Après recherches et réflexions, voici une définition de mon cru. La « culture du viol » renvoie à une société qui banalise, voire tolère le harcèlement et les agressions à caractères sexuels. Cela ne veut pas dire que la société pousse au viol ou l’encourage.

Cette expression, aussi provocante soit-elle, permet de mettre des mots sur des situations difficilement qualifiables et trop longtemps ignorées. Aucun des mots « culture » et « viol » n’est choisi au hasard. Leur but est justement d’attirer l’attention, provoquer un effet sur l’imaginaire et susciter une réaction.

Un dossier éclairé

La rentrée d’automne a été marquée, une fois de plus, par plusieurs histoires liées, directement ou indirectement, à la « culture du viol » dans les universités.

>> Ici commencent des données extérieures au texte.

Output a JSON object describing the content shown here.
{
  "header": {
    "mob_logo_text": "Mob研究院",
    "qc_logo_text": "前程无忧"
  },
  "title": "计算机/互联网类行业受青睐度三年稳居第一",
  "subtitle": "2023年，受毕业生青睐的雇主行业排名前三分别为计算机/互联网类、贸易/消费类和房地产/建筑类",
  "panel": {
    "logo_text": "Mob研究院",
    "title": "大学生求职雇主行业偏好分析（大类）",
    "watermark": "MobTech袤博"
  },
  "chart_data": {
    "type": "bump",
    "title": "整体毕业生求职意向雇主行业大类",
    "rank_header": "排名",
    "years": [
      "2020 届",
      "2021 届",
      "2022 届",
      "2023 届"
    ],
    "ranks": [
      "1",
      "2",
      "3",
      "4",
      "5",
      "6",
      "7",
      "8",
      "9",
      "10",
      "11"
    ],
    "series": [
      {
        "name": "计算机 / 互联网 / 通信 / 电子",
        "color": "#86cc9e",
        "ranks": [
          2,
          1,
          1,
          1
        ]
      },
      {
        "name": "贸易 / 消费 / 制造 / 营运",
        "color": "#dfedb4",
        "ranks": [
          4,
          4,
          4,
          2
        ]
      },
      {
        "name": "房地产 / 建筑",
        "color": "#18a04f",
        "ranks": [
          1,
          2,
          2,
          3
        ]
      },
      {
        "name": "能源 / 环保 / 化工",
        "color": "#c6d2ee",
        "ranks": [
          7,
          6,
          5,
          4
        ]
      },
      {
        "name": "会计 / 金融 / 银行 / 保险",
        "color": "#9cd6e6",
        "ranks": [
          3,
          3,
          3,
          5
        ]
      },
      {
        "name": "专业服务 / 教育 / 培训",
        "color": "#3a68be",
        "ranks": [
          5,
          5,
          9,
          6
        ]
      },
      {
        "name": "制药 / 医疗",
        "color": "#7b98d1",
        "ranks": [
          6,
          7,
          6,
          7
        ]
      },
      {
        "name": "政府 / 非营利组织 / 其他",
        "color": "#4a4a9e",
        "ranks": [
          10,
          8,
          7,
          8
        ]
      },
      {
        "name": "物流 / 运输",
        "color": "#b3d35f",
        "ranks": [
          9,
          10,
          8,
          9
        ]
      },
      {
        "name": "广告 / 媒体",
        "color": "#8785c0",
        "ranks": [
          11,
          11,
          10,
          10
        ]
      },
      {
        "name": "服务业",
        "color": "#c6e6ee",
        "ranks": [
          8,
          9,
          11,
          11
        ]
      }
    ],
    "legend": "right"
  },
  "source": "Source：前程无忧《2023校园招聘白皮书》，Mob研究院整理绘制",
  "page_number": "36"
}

L’expression se doit donc d’être expliquée tout comme ses origines, ses mythes et ses usages. Plus que jamais, la question se pose : existe-t-il une « culture du viol » sur les campus ? Une chercheure de l’Université McGill vient d’obtenir une subvention de partenariat de 2,5 M$ pour tenter de répondre à cette question. Dans les différents campus montréalais, plusieurs ressources existent pour les victimes de harcèlement et violence. Par ailleurs, si la campagne « Sans oui, c’est non ! » est un véritable premier pas dans la bonne direction, il reste des actions concrètes à mener.

Le dossier spécial de ce numéro vise avant tout à permettre une meilleure compréhension de ce qu’est la culture du viol. Au-delà des quiproquos qui peuvent exister autour de l’expression en tant que telle, une prise de conscience des réalités qui y sont liées est nécessaire.